ISSN 1470-3947 (print) | ISSN 1479-6848 (online)

Endocrine Abstracts (2012) 28 P13

Osteoporosis in healthy South Indian males: the influence of life style factors and vitamin D status

H Asha, Suresh Prabhu, Thomas Paul & M Seshadri

Endocrinology, Christian Medical College, Vellore, India.

Osteoporosis in men is increasingly being recognized as a public health issue. Thirty percent of hip fractures occur in men, and one in eight fractures occurs in men above 50 years of age.

Objectives: To assess the prevalence of osteoporosis in healthy male subjects using Bone Mineral Density (BMD) as measured by Dual energy X-ray absorptiometry (DXA), and to study the influence of various factors which influence BMD.

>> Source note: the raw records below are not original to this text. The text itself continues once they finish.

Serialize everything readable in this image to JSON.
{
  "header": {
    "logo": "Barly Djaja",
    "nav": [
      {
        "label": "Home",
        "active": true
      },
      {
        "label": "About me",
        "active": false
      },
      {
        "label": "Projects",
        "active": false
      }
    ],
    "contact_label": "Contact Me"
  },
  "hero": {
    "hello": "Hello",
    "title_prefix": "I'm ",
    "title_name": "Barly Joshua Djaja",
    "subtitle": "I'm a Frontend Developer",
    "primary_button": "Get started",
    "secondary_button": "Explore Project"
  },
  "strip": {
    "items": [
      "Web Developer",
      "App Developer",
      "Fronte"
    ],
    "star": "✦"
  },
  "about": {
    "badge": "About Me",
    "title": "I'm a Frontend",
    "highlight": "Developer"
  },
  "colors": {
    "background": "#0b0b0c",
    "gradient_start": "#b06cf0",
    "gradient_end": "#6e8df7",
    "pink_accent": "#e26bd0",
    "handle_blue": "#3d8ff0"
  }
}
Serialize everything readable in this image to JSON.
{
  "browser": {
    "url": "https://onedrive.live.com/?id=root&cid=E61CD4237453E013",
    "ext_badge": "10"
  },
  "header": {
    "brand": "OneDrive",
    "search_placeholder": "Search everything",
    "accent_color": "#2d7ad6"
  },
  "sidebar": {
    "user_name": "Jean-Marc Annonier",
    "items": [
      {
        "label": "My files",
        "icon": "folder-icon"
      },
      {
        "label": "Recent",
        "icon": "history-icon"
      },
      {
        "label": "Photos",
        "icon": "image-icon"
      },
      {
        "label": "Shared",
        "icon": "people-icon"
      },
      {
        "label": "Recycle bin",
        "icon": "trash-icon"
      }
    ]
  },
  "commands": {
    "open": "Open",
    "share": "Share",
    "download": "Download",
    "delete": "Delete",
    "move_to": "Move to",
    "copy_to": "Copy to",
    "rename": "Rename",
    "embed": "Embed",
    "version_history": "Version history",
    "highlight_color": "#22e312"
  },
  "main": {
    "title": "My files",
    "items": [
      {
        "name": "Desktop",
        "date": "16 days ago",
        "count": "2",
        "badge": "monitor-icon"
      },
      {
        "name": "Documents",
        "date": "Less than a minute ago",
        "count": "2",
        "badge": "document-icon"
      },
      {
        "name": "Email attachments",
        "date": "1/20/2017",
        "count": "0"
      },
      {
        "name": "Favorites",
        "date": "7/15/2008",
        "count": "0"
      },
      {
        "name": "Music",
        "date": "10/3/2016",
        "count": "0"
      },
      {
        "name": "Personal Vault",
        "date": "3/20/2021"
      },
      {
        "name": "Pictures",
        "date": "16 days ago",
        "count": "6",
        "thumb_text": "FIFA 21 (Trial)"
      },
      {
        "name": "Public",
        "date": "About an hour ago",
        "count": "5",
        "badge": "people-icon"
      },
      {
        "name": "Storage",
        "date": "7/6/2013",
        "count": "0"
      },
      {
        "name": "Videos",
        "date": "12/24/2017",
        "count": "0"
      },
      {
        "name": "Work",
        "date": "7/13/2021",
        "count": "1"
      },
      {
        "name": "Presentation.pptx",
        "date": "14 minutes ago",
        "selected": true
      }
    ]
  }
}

Methods: Healthy male subjects aged above 40 years residing at a South Indian semi-urban area were studied. History of fracture, smoking, alcohol intake, physical activity, dietary calcium intake, duration of sunlight exposure and drug history were recorded. Serum calcium, phosphorus, albumin, alkaline phosphatase, creatinine, 25(OH)vitamin D and PTH were measured. BMD was assessed at the lumbar spine and femoral neck.

Results: One hundred and ten subjects were studied. The mean age was 56.8 years and the mean BMI was 23.3 kg/m2. Osteoporosis was present at the lumbar spine and femoral neck in 15.2% and 10.7% of the subjects respectively. There was a significant positive correlation between BMI and BMD at the lumbar spine (r=0.294, P=0.02) and femoral neck (r=0.498, P=0.001). Vitamin D deficiency (<20 ng/ml) was present in 53% of the subjects. There was no significant correlation between 25(OH)vitamin D levels and BMD. A significant positive correlation was found between dietary calcium intake and BMD at the lumbar spine (P=0.019, r=0.22). Subjects with moderate and vigorous physical activity had significantly higher BMD at the femoral neck (P=0.05) in comparison to those who were sedentary.

Conclusions: Osteoporosis is a significant problem in males above age 40 years. Nutritional calcium intake had a positive correlation with BMD. Moderate and vigorous physical activity was associated with higher femoral neck BMD. Hence this group should be advised to increase dietary calcium intake and physical activity for optimal bone health.

Declaration of interest: There is no conflict of interest that could be perceived as prejudicing the impartiality of the research reported.

Funding: No specific grant from any funding agency in the public, commercial or not-for-profit sector.